Hay una razón más por la que "echar la culpa a los rusos" es un truco tan popular hoy en día. El resurgente movimiento populista de derechas, ya se trate de las protestas de los camioneros en Canadá o de los partidarios de Marine Le Pen en Francia, suele estar formado por dos grupos de personas. Por un lado, están los defensores de la legítima ira popular que se dejan arrastrar por un movimiento que exige cambios. Personas que a menudo tienen muy poca formación política, pero que están motivadas por preocupaciones muy reales que afectan a su vida cotidiana: pobreza, represiones, aumento del coste de la vida, delincuencia rampante, servicios públicos deteriorados, etcétera. Por otro lado, hay quienes, a menudo los que mandan, sirven fundamentalmente a los mismos intereses económicos y geopolíticos que las élites liberales y conservadoras contra las que supuestamente se unen. A menudo se trata de figuras líderes carismáticas que entienden que, en lugar de despreciar abiertamente a las masas, pueden intentar utilizar y guiar la ira popular lejos de las causas reales de su sufrimiento, y hacia grupos dentro de la sociedad a los que trasladan la culpa.
Es por esta razón que, desgraciadamente, el aumento de la ira popular justificada contra la explotación a manos de la cábala liberal-neoconservadora que gobierna Occidente, se combina a menudo con la islamofobia descarada y el supremacismo blanco. Gran parte de Occidente se ha convertido en un callejón sin salida político entre dos fuerzas, ambas generalmente destructivas. Por un lado, está la élite tradicional, que promueve la economía neoliberal, el libre comercio, el capitalismo desenfrenado, los valores éticos liberales y, desde hace poco, la cooptación del llamado movimiento "woke". Por otro lado, está la tendencia populista de derechas, a menudo incluso alt-right, caracterizada por el conservadurismo moral, las tendencias racistas, una fuerte intervención gubernamental y políticas judiciales más duras.

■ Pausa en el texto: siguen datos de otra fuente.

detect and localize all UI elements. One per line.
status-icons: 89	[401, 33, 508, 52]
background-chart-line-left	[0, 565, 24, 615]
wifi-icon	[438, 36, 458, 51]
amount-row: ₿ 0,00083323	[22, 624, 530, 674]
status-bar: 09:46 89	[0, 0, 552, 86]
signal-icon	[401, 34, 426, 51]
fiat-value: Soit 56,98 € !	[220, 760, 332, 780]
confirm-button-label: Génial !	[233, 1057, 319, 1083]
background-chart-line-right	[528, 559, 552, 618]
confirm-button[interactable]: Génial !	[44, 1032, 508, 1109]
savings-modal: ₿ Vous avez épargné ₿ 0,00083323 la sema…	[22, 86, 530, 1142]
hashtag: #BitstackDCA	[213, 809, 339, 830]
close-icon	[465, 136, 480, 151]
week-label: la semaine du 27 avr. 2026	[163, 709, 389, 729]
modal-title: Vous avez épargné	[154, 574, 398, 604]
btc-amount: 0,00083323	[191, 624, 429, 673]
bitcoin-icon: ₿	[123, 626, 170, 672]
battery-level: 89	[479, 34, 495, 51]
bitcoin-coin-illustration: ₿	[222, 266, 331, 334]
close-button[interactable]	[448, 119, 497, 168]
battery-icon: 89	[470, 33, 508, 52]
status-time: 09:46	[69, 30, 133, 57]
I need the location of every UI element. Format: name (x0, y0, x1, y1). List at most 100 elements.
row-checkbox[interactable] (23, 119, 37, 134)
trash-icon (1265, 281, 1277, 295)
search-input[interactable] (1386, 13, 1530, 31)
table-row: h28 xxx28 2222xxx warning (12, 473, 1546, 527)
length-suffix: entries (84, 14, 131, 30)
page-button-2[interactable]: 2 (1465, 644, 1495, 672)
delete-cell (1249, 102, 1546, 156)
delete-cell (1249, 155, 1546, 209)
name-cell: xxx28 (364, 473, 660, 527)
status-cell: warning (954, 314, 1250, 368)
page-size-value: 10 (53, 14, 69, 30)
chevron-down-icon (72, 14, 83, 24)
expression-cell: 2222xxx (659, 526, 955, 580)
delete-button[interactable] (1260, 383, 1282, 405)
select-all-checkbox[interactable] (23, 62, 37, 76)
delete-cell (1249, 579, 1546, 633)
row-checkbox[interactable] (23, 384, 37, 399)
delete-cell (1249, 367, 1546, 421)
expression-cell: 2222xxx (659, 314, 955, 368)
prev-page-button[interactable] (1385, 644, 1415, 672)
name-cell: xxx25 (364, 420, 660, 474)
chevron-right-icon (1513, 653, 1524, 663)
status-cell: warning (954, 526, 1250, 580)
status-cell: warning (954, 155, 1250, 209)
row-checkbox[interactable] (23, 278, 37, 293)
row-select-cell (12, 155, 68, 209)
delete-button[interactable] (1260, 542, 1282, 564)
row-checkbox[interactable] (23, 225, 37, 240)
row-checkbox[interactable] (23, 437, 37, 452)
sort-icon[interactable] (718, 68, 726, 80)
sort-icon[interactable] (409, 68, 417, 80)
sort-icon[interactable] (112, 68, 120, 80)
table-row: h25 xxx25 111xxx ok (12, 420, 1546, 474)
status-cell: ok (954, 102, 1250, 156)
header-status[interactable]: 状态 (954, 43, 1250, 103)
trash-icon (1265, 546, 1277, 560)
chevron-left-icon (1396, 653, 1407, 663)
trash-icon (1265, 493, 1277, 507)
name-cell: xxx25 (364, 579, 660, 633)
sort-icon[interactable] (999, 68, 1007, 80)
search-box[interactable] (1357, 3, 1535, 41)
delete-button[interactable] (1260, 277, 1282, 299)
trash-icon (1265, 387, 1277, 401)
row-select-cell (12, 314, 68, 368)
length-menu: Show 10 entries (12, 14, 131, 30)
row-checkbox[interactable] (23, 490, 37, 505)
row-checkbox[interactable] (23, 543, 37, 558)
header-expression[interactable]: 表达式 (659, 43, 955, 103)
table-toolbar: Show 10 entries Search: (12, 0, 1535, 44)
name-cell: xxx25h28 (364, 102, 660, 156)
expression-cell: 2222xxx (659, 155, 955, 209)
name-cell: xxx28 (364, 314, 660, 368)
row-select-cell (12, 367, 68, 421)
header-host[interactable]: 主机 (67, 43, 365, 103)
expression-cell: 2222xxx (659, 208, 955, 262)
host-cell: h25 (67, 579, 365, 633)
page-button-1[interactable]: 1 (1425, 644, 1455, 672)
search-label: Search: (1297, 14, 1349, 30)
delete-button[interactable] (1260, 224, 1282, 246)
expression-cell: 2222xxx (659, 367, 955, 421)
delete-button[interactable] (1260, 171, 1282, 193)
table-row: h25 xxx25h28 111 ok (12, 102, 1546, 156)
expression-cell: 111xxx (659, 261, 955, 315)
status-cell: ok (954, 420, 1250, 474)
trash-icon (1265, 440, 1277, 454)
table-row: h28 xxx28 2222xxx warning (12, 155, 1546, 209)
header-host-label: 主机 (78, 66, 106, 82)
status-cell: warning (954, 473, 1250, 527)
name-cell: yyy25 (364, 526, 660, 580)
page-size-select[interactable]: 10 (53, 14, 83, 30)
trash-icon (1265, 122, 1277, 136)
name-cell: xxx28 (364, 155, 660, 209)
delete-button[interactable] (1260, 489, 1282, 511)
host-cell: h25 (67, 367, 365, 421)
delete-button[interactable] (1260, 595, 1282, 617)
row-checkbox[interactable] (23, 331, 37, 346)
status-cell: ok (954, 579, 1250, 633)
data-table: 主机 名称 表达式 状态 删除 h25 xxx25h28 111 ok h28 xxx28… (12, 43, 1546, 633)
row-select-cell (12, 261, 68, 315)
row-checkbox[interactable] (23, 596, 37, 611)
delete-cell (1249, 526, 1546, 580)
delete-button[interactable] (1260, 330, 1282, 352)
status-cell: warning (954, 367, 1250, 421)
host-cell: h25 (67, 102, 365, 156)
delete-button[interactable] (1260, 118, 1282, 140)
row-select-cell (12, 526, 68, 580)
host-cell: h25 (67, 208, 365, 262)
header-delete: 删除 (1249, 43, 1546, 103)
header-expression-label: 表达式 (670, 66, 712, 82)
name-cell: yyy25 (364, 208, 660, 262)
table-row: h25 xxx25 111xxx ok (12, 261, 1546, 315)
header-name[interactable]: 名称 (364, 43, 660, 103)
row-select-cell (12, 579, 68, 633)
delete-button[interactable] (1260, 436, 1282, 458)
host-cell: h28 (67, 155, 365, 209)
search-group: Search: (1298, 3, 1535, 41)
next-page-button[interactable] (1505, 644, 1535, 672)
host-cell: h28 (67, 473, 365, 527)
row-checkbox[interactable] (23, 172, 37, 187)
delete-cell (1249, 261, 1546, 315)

El auge del llamado movimiento alt-right en Europa y Norteamérica se ha convertido en un hecho innegable en la política contemporánea. La élite liberal y neoconservadora tradicional del mundo occidental se ha mostrado totalmente incapaz de frenar esta marea, y eso suponiendo que incluso intenten detenerla en primer lugar. Pero, por supuesto, las voces más rabiosamente racistas, islamófobas y etnocentristas que han entrado en el debate dominante como consecuencia de ello son difíciles de rimar con la propaganda oficial del Estado occidental como sociedad pacífica y tolerante. De ahí la necesidad de desviar la culpa de las causas internas, como el rápido aumento de los niveles de pobreza, desigualdad de la riqueza y falta de vivienda y la aparentemente imparable descomposición del tejido moral de la sociedad, y dirigirla hacia amenazas externas inventadas como Rusia.
Retratar a Rusia como el hombre del saco detrás del auge del fascismo cumple a la perfección los objetivos de los dirigentes de Occidente. En lugar de centrarse en los problemas económicos, sociales, morales y éticos muy reales y profundamente arraigados de Occidente, incluidas las contradicciones fundamentales que ya llevan siglos asolando el corazón liberal, las potencias de Washington, Londres, París y Bruselas han optado por la vieja estrategia propagandística de culpar al "Otro". Corresponde ahora a los pueblos de Occidente ver a través de esta campaña de mentiras.